Chimes Creek headwaters

I’ve mentioned how tempting the uppermost catchment of Chimes Creek looks, perched above the Leona Quarry scar:

chimesCktop

Finally got up there last week. Access is difficult and not for casual visits.

Here’s the valley in Google Earth, looking obliquely at it. At first glance it looks natural, but it’s heavily engineered.

Chimeshead-view

I’ll show photos going from top to bottom, between the two dots on the above image. The valley above the upper dot was filled in by the Ridgemont developers, using material cut from the ridge to its left. This is the view downhill from the position of the upper dot.

Chimeshead-1

The floor of the valley here is crisscrossed with concrete ditches, which converge about a third of the way down the transect at a culvert. Along the way you pass a large outcrop. All the rock here consists of the Leona “rhyolite.” The outcrops are tempting, but the slope is steep and treacherous.

Chimeshead-2

Here’s the culvert, possibly the only one in Oakland without graffiti, joined from the right side by the concrete ditch. I think it must carry runoff from the Ridgemont streets. But what’s that ugly orange?

Chimeshead-outlet

Why, it’s acid drainage from one particular part of the subsurface here. I would love to see the geotechnical reports from the time they built this development.

Chimeshead-pipes

This is one of many places where I’ve seen “yellowboy” in the Leona; the most notorious is the old sulfur mine, of course, and I noted another last week. By now I think that every excavation in this rock unit, old or new, should be treated as a potential hazard.

The next couple hundred feet downhill from here is a lovely tree-shaded, undisturbed steep cascade over large boulders. Here are just two of them.

Chimeshead-3

This beautiful rock is extensively slickensided (polished by underground movements) and coated with the iron hydroxide minerals that result from natural weathering. It is not stained orange by the pollution from upstream; in fact the water at this point is only slightly milky. It’s very much like the rocks in the Redwood Road boulder pile.

Chimeshead-4

And what to say about this one? It’s an unusual lithology within the Leona. My impression just from eyeballing it was that it’s an autobreccia — a ground-up body of lava or tuff consisting of lumps of the original rock in a matrix of pulverized (and relithified) rock. But that’s not the only possibility.

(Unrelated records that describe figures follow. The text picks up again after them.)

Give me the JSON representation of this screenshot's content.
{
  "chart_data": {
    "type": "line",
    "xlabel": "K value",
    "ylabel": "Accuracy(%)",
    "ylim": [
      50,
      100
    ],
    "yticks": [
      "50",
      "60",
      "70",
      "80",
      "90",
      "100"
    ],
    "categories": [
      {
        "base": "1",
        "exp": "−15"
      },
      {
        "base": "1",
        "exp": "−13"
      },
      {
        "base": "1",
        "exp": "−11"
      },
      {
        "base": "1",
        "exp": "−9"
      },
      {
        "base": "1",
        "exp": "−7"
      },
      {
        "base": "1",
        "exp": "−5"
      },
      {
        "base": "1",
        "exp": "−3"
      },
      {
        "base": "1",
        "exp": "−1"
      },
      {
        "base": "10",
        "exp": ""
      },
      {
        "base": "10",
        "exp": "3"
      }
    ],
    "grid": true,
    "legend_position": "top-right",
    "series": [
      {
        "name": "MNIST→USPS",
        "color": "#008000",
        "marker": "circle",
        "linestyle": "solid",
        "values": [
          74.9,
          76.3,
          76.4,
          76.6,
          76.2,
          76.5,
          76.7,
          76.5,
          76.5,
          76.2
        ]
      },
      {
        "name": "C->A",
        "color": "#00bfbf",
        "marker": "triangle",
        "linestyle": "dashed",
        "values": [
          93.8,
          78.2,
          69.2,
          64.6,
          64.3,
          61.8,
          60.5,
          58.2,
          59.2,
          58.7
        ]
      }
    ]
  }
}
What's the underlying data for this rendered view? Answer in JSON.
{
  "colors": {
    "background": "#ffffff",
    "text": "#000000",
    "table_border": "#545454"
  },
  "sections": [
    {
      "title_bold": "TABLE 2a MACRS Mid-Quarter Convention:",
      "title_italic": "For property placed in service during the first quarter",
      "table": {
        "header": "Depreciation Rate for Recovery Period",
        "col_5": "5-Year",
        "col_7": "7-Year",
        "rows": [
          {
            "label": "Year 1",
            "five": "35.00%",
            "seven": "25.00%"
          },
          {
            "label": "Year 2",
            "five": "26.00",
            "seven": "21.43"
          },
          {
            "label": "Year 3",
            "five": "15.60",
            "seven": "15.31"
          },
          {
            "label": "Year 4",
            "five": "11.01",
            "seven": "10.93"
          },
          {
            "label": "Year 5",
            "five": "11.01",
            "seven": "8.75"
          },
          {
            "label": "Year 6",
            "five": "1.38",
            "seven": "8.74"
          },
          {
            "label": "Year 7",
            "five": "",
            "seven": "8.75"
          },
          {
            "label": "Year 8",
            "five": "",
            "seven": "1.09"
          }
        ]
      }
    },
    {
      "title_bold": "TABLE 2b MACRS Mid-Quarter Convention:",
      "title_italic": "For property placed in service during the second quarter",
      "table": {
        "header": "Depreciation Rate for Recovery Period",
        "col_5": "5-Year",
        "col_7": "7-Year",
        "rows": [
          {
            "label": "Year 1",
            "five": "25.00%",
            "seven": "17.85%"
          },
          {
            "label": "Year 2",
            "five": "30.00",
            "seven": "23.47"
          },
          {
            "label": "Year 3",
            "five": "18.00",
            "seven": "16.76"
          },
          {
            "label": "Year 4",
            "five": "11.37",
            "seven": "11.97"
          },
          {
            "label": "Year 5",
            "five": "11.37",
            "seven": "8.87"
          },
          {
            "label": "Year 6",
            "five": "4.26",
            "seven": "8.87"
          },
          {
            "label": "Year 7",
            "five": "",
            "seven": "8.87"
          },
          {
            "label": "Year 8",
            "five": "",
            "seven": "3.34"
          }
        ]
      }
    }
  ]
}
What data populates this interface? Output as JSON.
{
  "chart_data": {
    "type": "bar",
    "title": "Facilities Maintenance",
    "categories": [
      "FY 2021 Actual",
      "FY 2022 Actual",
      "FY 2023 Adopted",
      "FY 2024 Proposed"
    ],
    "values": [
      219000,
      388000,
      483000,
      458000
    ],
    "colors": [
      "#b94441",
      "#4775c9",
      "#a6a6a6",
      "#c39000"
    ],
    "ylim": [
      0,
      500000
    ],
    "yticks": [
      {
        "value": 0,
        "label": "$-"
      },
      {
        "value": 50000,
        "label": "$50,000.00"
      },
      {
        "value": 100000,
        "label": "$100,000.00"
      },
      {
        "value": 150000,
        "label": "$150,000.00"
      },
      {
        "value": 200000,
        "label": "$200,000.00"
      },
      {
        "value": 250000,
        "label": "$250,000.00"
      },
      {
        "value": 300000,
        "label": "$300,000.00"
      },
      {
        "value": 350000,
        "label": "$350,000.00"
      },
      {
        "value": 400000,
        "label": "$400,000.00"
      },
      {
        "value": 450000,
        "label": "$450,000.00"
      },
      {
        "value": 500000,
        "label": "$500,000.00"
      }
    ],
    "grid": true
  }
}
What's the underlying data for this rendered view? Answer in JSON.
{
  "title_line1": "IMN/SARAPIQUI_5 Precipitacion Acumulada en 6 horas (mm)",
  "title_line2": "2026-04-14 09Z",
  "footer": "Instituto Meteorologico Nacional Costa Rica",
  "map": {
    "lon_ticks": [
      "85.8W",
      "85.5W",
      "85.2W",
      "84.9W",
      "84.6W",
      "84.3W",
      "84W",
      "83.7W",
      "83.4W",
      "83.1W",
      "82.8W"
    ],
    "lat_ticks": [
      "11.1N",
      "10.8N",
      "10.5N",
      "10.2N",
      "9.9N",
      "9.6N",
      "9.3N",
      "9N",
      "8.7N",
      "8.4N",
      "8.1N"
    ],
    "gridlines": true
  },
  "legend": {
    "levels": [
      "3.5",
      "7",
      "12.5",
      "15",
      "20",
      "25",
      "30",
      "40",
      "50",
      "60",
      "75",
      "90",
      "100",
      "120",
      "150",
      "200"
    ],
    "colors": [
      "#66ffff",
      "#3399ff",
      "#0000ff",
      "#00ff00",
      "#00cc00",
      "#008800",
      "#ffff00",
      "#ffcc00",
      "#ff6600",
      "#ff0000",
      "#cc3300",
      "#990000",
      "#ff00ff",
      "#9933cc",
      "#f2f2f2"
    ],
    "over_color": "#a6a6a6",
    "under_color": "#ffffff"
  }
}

Another outcrop up on the valley wall exposes a slickenside that covers a good square meter.

Chimeshead-5

At the base of the cascade is more engineered land, a small catchment housing a screened culvert entrance. Chimes Creek is trapped here and conveyed beneath the old quarry and across the freeway to emerge in the Millsmont neighborhood. As I say, it’s engineered land, but it’s planted with trees and rather pleasant. It also catches runaway rocks before they can take out a townhome down below.

Chimeshead-6

The view up from the lip of the catchment shows the two outcrops and the shape of the land.

Chimeshead-7

I can’t wait to return for a closer look, though with so many other places to see it might be a while.